Using PyRes Executor
With PyRes, you no longer need to write additional code for handling network connection failures and retries, as PyRes has integrated these handling mechanisms. Therefore, you can focus on writing business logic for test code, avoiding the need to deal with underlying network exceptions. Below is a simplified example demonstrating the use of PyRes:
import unittest
import requests
class TestAPI(unittest.TestCase):
def test_api_call(self):
url = 'https://api.example.com/data'
response = requests.get(url)
self.assertEqual(response.status_code, 200)
if __name__ == '__main__':
unittest.main()
In this example, you no longer need to:
Write complex retry logic.
Handle network errors such as RequestException.
With PyRes's built-in mechanism, network jitter issues will be automatically handled to avoid interfering with test results.
PyRes Test Example
Here is an example of testing with the Python unit testing framework using PyRes:
import unittest
import os
class TestStringMethods(unittest.TestCase):
def test_upper(self):
test_str = os.getenv('TEST_STR')
self.assertEqual('foo'.upper(), test_str)
def test_isupper(self):
self.assertTrue('FOO'.isupper())
self.assertFalse('Foo'.isupper())
def test_split(self):
s = os.getenv('SPLIT_STR')
self.assertEqual(s.split(), ['hello', 'world'])

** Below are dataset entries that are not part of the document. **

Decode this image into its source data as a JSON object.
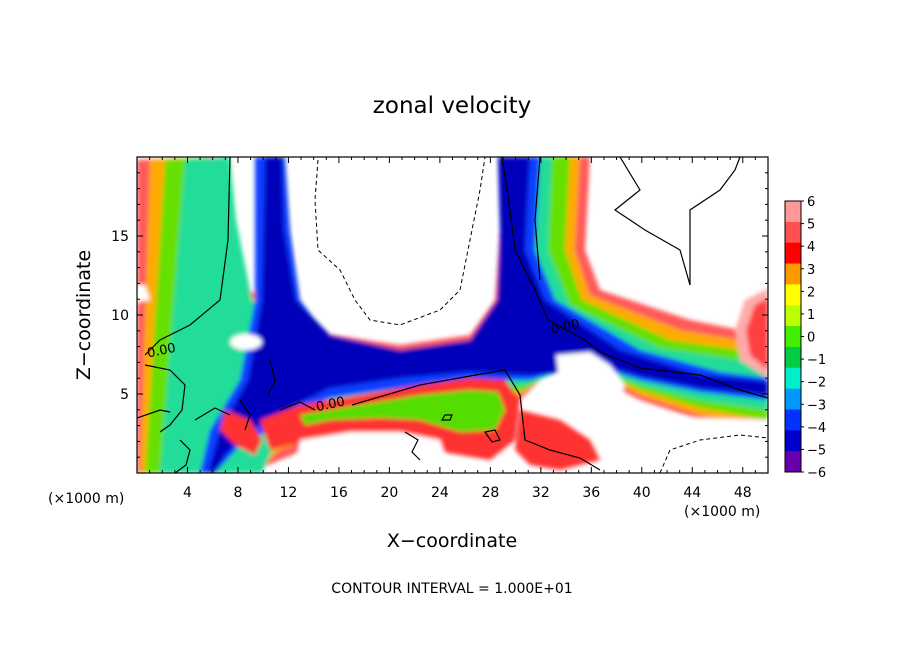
{
  "chart_data": {
    "type": "heatmap",
    "title": "zonal velocity",
    "xlabel": "X−coordinate",
    "ylabel": "Z−coordinate",
    "x_unit_left": "(×1000 m)",
    "x_unit_right": "(×1000 m)",
    "footer": "CONTOUR INTERVAL = 1.000E+01",
    "xlim": [
      0,
      50
    ],
    "ylim": [
      0,
      20
    ],
    "x_ticks": [
      4,
      8,
      12,
      16,
      20,
      24,
      28,
      32,
      36,
      40,
      44,
      48
    ],
    "x_tick_labels": [
      "4",
      "8",
      "12",
      "16",
      "20",
      "24",
      "28",
      "32",
      "36",
      "40",
      "44",
      "48"
    ],
    "y_ticks": [
      5,
      10,
      15
    ],
    "y_tick_labels": [
      "5",
      "10",
      "15"
    ],
    "colorbar": {
      "levels": [
        6,
        5,
        4,
        3,
        2,
        1,
        0,
        -1,
        -2,
        -3,
        -4,
        -5,
        -6
      ],
      "labels": [
        "6",
        "5",
        "4",
        "3",
        "2",
        "1",
        "0",
        "−1",
        "−2",
        "−3",
        "−4",
        "−5",
        "−6"
      ],
      "colors": [
        "#ff9999",
        "#ff5050",
        "#ff0000",
        "#ff9900",
        "#ffff00",
        "#bbff00",
        "#44ee00",
        "#00cc44",
        "#00eecc",
        "#0099ff",
        "#0033ff",
        "#0000cc",
        "#6600aa"
      ]
    },
    "contour_labels": [
      {
        "text": "0.00",
        "x": 2.0,
        "y": 7.5
      },
      {
        "text": "0.00",
        "x": 15.4,
        "y": 4.1
      },
      {
        "text": "0.00",
        "x": 34.0,
        "y": 9.0
      }
    ]
  }
}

with self.assertRaises(TypeError):
s.split(2)
if __name__ == '__main__':
unittest.main()
Environment Variables
In this example, the os.getenv method is used to retrieve environment variables. You can set environment variables according to your actual situation to ensure the tests run smoothly.
Running Tests
PyRes will automatically handle network exceptions, so you don't need to manually add extra exception handling logic to your test scripts.
Compatibility
PyRes currently supports Python 3.12.6 and is compatible with lower versions of Python. If you have specific requirements to use a more updated Python version, please contact our customer support.
FAQ
7.1 Can I debug PyRes locally?
Yes, you can pull the PyRes Docker image to your local environment and debug test cases locally.
7.2 Does PyRes support cross-cloud testing?
Yes, PyRes performs well in cross-cloud testing, greatly improving tolerance to network fluctuations.